Creative risk-taking is an inevitable part of most success, and while daring does not always end in a world premiere opera, this was yet another moment where taking the phone call and chasing the unknown paid off in unexpectedly brilliant ways.
United in ambition
If you know the opera’s story, based on the Pulitzer Prize-winning book by Michael Chabon, it involves two brothers brought together in New York and united by their love for the arts, particularly comic books.
Across our Bloomington campus, thousands of faculty, staff, and students are equally drawn together by their love of the arts. Those passions inspire practice and productions here of myriad kinds, from theater and ballet to film and interactive media.

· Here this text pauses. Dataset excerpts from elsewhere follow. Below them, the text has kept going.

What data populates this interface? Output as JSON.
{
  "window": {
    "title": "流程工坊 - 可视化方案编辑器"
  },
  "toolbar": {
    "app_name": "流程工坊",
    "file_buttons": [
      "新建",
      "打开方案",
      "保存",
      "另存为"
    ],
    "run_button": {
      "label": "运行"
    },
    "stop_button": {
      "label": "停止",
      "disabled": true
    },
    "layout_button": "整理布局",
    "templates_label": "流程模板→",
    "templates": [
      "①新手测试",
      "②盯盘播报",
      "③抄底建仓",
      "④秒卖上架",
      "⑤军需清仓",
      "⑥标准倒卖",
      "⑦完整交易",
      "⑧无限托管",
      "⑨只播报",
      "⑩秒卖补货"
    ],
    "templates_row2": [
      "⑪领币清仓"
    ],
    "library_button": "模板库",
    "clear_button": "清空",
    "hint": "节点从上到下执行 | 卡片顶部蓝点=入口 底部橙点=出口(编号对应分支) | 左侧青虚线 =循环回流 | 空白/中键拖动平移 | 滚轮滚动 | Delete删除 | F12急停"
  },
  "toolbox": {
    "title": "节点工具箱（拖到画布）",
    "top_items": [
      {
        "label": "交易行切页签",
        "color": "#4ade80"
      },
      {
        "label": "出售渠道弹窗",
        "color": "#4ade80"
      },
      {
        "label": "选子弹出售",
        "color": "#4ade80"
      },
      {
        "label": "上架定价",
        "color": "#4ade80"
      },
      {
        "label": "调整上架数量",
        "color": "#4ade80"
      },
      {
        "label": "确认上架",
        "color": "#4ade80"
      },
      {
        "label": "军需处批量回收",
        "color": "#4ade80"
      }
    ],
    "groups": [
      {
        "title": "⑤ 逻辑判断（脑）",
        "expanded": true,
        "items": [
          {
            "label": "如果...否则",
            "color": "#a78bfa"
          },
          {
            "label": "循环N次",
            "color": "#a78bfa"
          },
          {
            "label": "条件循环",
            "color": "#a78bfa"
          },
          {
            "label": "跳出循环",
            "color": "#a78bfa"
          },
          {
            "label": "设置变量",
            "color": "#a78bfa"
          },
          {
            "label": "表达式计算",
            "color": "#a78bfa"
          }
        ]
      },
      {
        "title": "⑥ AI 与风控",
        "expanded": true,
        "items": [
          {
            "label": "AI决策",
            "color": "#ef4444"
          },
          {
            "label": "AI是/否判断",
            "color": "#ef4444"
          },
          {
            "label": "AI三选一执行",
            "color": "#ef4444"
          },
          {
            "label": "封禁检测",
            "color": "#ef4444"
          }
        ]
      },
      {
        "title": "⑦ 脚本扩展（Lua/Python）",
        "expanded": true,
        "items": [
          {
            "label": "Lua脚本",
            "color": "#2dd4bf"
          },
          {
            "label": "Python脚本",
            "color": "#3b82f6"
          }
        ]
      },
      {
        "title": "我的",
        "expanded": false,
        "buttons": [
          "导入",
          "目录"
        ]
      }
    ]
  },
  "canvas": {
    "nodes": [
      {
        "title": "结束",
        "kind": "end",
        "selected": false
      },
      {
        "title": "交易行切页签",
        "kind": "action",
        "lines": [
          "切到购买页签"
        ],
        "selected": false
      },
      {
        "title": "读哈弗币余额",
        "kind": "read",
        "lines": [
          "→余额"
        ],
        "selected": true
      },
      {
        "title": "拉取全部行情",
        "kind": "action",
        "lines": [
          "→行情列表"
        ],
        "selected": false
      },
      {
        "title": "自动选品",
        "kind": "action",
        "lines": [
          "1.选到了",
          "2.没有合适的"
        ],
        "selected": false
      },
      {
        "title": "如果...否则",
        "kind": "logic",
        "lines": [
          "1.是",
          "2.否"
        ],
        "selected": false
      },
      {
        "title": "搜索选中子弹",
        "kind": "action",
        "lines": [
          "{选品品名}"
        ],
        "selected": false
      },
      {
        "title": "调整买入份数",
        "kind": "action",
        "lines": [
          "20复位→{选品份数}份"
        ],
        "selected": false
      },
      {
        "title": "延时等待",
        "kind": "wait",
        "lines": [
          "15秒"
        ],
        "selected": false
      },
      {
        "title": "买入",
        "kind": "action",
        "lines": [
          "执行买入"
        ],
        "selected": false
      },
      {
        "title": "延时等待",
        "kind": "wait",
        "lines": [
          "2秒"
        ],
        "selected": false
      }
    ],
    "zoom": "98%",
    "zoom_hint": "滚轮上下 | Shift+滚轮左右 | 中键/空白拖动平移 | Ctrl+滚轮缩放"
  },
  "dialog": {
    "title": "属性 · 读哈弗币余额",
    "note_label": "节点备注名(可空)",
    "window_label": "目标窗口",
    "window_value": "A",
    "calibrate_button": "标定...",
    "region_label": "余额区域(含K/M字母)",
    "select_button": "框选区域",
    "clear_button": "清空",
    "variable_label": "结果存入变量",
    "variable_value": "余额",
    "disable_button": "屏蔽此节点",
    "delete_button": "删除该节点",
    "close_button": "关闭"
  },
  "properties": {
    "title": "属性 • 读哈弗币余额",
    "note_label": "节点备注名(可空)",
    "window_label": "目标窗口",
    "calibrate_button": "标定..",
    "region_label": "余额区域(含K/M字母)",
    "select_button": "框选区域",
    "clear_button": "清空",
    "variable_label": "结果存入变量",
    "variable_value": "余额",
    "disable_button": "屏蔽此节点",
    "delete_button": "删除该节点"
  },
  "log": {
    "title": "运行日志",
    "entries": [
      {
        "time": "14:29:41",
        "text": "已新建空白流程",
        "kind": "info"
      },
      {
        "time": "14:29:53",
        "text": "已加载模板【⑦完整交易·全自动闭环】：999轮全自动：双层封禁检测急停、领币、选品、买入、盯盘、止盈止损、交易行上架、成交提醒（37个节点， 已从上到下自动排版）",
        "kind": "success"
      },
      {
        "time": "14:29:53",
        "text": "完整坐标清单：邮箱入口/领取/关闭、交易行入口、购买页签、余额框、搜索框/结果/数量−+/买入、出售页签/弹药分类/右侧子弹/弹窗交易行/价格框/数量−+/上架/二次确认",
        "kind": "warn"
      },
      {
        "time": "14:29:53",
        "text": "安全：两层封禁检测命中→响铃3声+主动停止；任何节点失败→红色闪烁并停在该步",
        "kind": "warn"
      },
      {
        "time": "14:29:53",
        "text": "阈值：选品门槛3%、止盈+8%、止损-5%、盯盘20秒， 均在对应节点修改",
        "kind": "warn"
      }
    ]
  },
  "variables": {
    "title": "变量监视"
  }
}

Indeed, so much creativity abounds at IUB on any given day, it is nearly impossible to take it all in.
And yet, like Jacobs, we must keep pushing.
With every new day, we must keep asking how we can take what we’ve done well historically, our greatest strengths, and leverage them in new ways, for a new era of students, and a new burgeoning age. How can we take positive advantage of technology? How can we capitalize on students’ interests in fields like business and engineering, cutting-edge technology, and other professional areas that offer better defined and more immediate career pathways?
How can we transform the enriching journey of music into a destination in itself?
Rising to the moment
One answer for the Jacobs School has emerged through a new collaboration with the Kelley School of Business on a new Music Business degree that will launch next fall. Music plus business, as only IU can. And the interest from prospective students is already high.
This same kind of creative innovation is now happening across IUB in new and updated degree programs, experiential learning opportunities, and more. It is apparent in the development of new interdisciplinary learning spaces, like those we have in L.A. and the one we are pursuing in Washington D.C. It is in the reimagining of our museums as interactive hubs for teaching and learning, like with the newly christened IU Museum of Archeology and Anthropology, and evident in the upcoming leadership search for the Eskenazi Museum of Art.
I am grateful to all those here, like Dean Bush and our amazing Jacobs team, who are daring, reinventing, and leading to meet the moment.
IU has a richer tradition and greater resources invested in the arts and humanities than nearly any public university in America. But even we, perhaps especially we, remain a work in progress. We must answer the call and make ourselves relevant and ready for today – and tomorrow. And I am assured we will.
Like the lead characters in the opera, Kavalier and Clay, who will take the stage for the first time at the Musical Arts Center this Friday, we will come together and make noise anew for New York and all the world to hear.